Bertrand Cambou, a professor of nanotechnology and cybersecurity at Northern Arizona University, is available to discuss what went wrong in the Russian hack attack revealed this week and what organizations, including the U.S. government, can learn from the attack. Cambou is a senior member of the National Academy of Inventors and is an invention ambassador of the American Association for the Advancement of Science.

Bertrand Cambou

Media coverage has mentioned two specific methods the hackers used:

  • The contamination of Microsoft's Office 365 email, which is a cloud-based service.
  • The contamination of updates of SolarWind Orion's network monitoring system, which is supposed to offer anti-virus protection.

According to Cambou:

The use of these products is inherently risky; cloud-based email services should not be trusted for security and sensitive operations. In general, software tools with mandatory updates can be used as Trojan malware. These updates are forced on the client devices without authentication, and the servers have the upper hand and are able to shortcut security. 
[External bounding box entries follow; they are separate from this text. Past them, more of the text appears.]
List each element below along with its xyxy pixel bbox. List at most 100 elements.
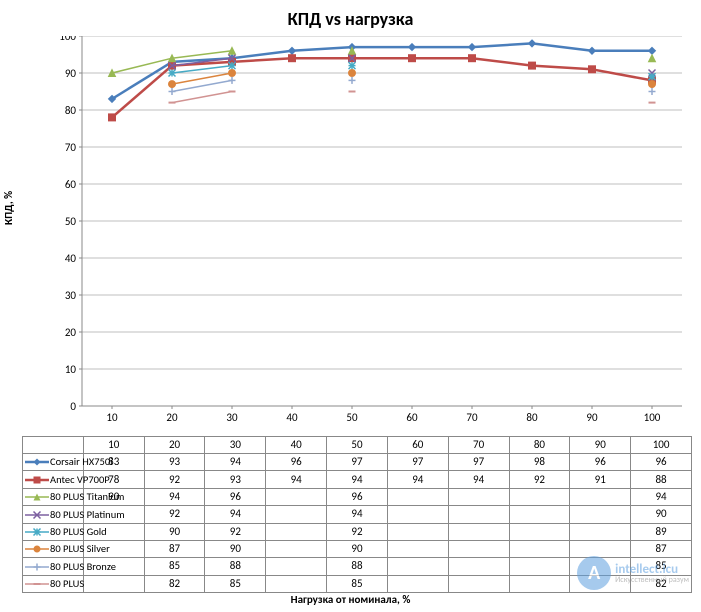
table-cell: 97 (448, 454, 509, 471)
svg-text:40: 40 (286, 411, 298, 424)
table-cell (387, 540, 448, 557)
table-cell (266, 488, 327, 505)
legend-item: Antec VP700P (23, 471, 84, 488)
table-cell: 97 (327, 454, 388, 471)
table-cell (448, 523, 509, 540)
table-cell (448, 506, 509, 523)
svg-text:70: 70 (65, 141, 77, 154)
table-cell (266, 523, 327, 540)
svg-text:50: 50 (65, 215, 77, 228)
legend-item: 80 PLUS Gold (23, 523, 84, 540)
svg-text:30: 30 (226, 411, 238, 424)
table-cell: 92 (144, 506, 205, 523)
table-cell (509, 540, 570, 557)
table-cell: 90 (144, 523, 205, 540)
table-cell: 94 (327, 506, 388, 523)
table-cell (509, 523, 570, 540)
chart-container: КПД vs нагрузка КПД, % 0 10 20 30 40 50 60 70 80… (0, 0, 701, 612)
svg-text:80: 80 (65, 104, 77, 117)
table-cell (266, 558, 327, 575)
table-cell: 92 (205, 523, 266, 540)
x-axis-label: Нагрузка от номинала, % (0, 593, 701, 606)
svg-text:20: 20 (65, 326, 77, 339)
table-cell: 94 (327, 471, 388, 488)
legend-item: 80 PLUS Platinum (23, 506, 84, 523)
table-cell (448, 575, 509, 592)
table-cell (570, 488, 631, 505)
table-cell: 85 (327, 575, 388, 592)
table-cell: 97 (387, 454, 448, 471)
table-cell: 96 (631, 454, 692, 471)
svg-text:100: 100 (644, 411, 661, 424)
svg-text:0: 0 (70, 400, 76, 413)
table-cell (387, 523, 448, 540)
table-cell (509, 488, 570, 505)
table-cell: 96 (327, 488, 388, 505)
table-cell: 94 (144, 488, 205, 505)
table-cell: 96 (570, 454, 631, 471)
table-cell: 94 (205, 454, 266, 471)
svg-text:20: 20 (166, 411, 178, 424)
legend-item: Corsair HX750i (23, 454, 84, 471)
svg-text:50: 50 (346, 411, 358, 424)
watermark-line1: intellect.icu (615, 563, 689, 576)
legend-item: 80 PLUS Titanium (23, 488, 84, 505)
svg-text:10: 10 (106, 411, 118, 424)
table-cell: 90 (205, 540, 266, 557)
table-cell: 93 (144, 454, 205, 471)
table-cell: 96 (266, 454, 327, 471)
table-cell: 92 (327, 523, 388, 540)
chart-title: КПД vs нагрузка (0, 8, 701, 30)
svg-text:40: 40 (65, 252, 77, 265)
chart-plot: 0102030405060708090100102030405060708090… (22, 36, 692, 436)
svg-text:30: 30 (65, 289, 77, 302)
table-cell: 88 (327, 558, 388, 575)
table-cell: 82 (144, 575, 205, 592)
watermark: A intellect.icu Искусственный разум (577, 556, 689, 590)
table-cell: 90 (631, 506, 692, 523)
table-cell: 94 (266, 471, 327, 488)
table-cell: 94 (205, 506, 266, 523)
watermark-letter: A (577, 556, 611, 590)
table-cell (509, 506, 570, 523)
table-cell: 85 (205, 575, 266, 592)
table-cell: 88 (631, 471, 692, 488)
table-cell (266, 506, 327, 523)
table-cell: 92 (509, 471, 570, 488)
svg-text:90: 90 (65, 67, 77, 80)
table-cell: 94 (387, 471, 448, 488)
table-cell (570, 506, 631, 523)
table-cell: 94 (631, 488, 692, 505)
watermark-line2: Искусственный разум (615, 576, 689, 584)
svg-text:90: 90 (586, 411, 598, 424)
table-cell (387, 488, 448, 505)
table-cell: 98 (509, 454, 570, 471)
table-cell: 93 (205, 471, 266, 488)
legend-item: 80 PLUS Bronze (23, 558, 84, 575)
table-cell (509, 575, 570, 592)
table-cell (266, 540, 327, 557)
table-cell: 94 (448, 471, 509, 488)
table-cell (387, 506, 448, 523)
table-cell (570, 523, 631, 540)
table-cell: 85 (144, 558, 205, 575)
table-cell: 89 (631, 523, 692, 540)
svg-text:10: 10 (65, 363, 77, 376)
table-cell (509, 558, 570, 575)
table-cell: 88 (205, 558, 266, 575)
table-cell (266, 575, 327, 592)
table-cell: 96 (205, 488, 266, 505)
table-cell (448, 488, 509, 505)
svg-text:60: 60 (406, 411, 418, 424)
table-cell (83, 575, 144, 592)
svg-text:80: 80 (526, 411, 538, 424)
table-cell (387, 558, 448, 575)
y-axis-label: КПД, % (2, 191, 15, 225)
table-cell: 87 (144, 540, 205, 557)
legend-item: 80 PLUS Silver (23, 540, 84, 557)
legend-item: 80 PLUS (23, 575, 84, 592)
table-cell (387, 575, 448, 592)
table-cell: 90 (327, 540, 388, 557)
svg-text:100: 100 (59, 36, 76, 43)
table-cell: 91 (570, 471, 631, 488)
The weak link for massive attacks is the server or cloud having the authority to infect terminal devices at large scale. Tools like MS Duo have the objective to block malicious users, not malicious cloud services. 

It was reported that SolarWind customers often use Microsoft's DUO multi-factor authentication, which did not prevent the attack.

Due to the recent attack, the information already stored on the cloud is as suspicious, and all government personal computers with the monitoring system should be quarantined, with the assumption that worms were potentially planted in the software stack. In both cases the users were interacting with contaminated networks. This is a really bad situation.

Recommendation:

Implement two-way authentication, which is much more secure than cloud-based multi-factor. The objective should be both to prevent a bad server to play and block malicious users.